A new study says that a complicated parenting household has a high chance of leading to a future generation of alcohol abuse within the family.
The study was conducted and published in Molecular Psychiatry, which finds a potentially damaging result for the upbringing of children who live in households where parents have a toxic relationship.
According to Jessica Salvatore, an associate professor and director of the Genes, Environments and Neurodevelopment in Addictions Program at the Robert Wood Johnson Medical School at Rutgers University, this study falls align with previous research on this particular issue.
“Previous research has shown that genes that predispose people to alcohol use disorder also predispose them to experience more conflict in their close romantic relationships,” says first author Jessica Salvatore. “Based on this, we hypothesized that children who are exposed to divorce or parental relationship discord also inherit a genetic predisposition toward alcohol problems—and that experiencing these family adversities might be one pathway through which genetic risk for alcohol problems is passed from parents to their children.”
Salvatore says that parents with alcohol problems have a higher probability of going through a divorce at some point in their marriage, which unfortunately could play a pivotal role in seeing potential disorder symptoms in their children once they reach adult age.
“What we found is that parents with more alleles for alcohol problems were also more likely to divorce or experience relationship discord, which in turn was associated with greater alcohol use disorder symptoms in their adult children,” Salvatore says.

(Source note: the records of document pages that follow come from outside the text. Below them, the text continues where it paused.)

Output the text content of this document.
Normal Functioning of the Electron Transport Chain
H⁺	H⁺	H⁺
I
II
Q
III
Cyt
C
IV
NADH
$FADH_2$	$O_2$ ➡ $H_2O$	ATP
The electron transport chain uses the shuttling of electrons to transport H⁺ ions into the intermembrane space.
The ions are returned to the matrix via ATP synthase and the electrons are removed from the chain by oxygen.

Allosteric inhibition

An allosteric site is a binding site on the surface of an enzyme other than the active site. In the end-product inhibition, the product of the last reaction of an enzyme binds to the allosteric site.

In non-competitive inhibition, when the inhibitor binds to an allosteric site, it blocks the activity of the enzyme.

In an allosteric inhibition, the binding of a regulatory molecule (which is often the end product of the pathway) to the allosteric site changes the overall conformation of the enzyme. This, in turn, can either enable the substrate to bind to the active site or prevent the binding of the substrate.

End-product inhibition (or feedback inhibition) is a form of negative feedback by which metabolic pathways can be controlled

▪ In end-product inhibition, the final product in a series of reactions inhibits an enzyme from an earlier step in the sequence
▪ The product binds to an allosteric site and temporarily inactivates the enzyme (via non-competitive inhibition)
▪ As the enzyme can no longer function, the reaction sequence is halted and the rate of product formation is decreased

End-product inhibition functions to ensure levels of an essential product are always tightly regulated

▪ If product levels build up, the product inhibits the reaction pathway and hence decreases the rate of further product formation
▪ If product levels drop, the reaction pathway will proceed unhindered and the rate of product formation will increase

As parents are aware of, there's nothing more crucial to a kid's development growing up than the environment they are raised in, which is established by the household parents.

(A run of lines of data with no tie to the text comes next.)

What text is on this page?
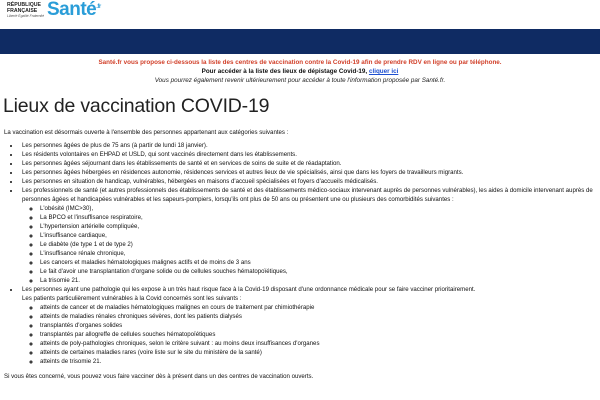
RÉPUBLIQUE
FRANÇAISE
Liberté Égalité Fraternité Santé$^{.fr}$
Santé.fr vous propose ci-dessous la liste des centres de vaccination contre la Covid-19 afin de prendre RDV en ligne ou par téléphone.
Pour accéder à la liste des lieux de dépistage Covid-19, cliquer ici
Vous pourrez également revenir ultérieurement pour accéder à toute l'information proposée par Santé.fr.
Lieux de vaccination COVID-19

La vaccination est désormais ouverte à l'ensemble des personnes appartenant aux catégories suivantes :

• Les personnes âgées de plus de 75 ans (à partir de lundi 18 janvier).
• Les résidents volontaires en EHPAD et USLD, qui sont vaccinés directement dans les établissements.
• Les personnes âgées séjournant dans les établissements de santé et en services de soins de suite et de réadaptation.
• Les personnes âgées hébergées en résidences autonomie, résidences services et autres lieux de vie spécialisés, ainsi que dans les foyers de travailleurs migrants.
• Les personnes en situation de handicap, vulnérables, hébergées en maisons d'accueil spécialisées et foyers d'accueils médicalisés.
• Les professionnels de santé (et autres professionnels des établissements de santé et des établissements médico-sociaux intervenant auprès de personnes vulnérables), les aides à domicile intervenant auprès de personnes âgées et handicapées vulnérables et les sapeurs-pompiers, lorsqu'ils ont plus de 50 ans ou présentent une ou plusieurs des comorbidités suivantes :
◦ L'obésité (IMC>30),
◦ La BPCO et l'insuffisance respiratoire,
◦ L'hypertension artérielle compliquée,
◦ L'insuffisance cardiaque,
◦ Le diabète (de type 1 et de type 2)
◦ L'insuffisance rénale chronique,
◦ Les cancers et maladies hématologiques malignes actifs et de moins de 3 ans
◦ Le fait d'avoir une transplantation d'organe solide ou de cellules souches hématopoïétiques,
◦ La trisomie 21.
• Les personnes ayant une pathologie qui les expose à un très haut risque face à la Covid-19 disposant d'une ordonnance médicale pour se faire vacciner prioritairement.
Les patients particulièrement vulnérables à la Covid concernés sont les suivants :
◦ atteints de cancer et de maladies hématologiques malignes en cours de traitement par chimiothérapie
◦ atteints de maladies rénales chroniques sévères, dont les patients dialysés
◦ transplantés d'organes solides
◦ transplantés par allogreffe de cellules souches hématopoïétiques
◦ atteints de poly-pathologies chroniques, selon le critère suivant : au moins deux insuffisances d'organes
◦ atteints de certaines maladies rares (voire liste sur le site du ministère de la santé)
◦ atteints de trisomie 21.

Si vous êtes concerné, vous pouvez vous faire vacciner dès à présent dans un des centres de vaccination ouverts.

Associate professor Jessica Salvatore added the following on the matter of family adversities in this particular issue:
“Genes can shape our environment: Parents’ genes contribute to the types of environment that they create for us. Thus, one of the ways that genetic inheritance works is through our home environment. And these family adversities can turn the dial on our risk of experiencing alcohol use disorder symptoms later on. In other words, it’s not ‘nature’ or ‘nurture,’ but rather nature [genes] contributing to nurture [family experiences].”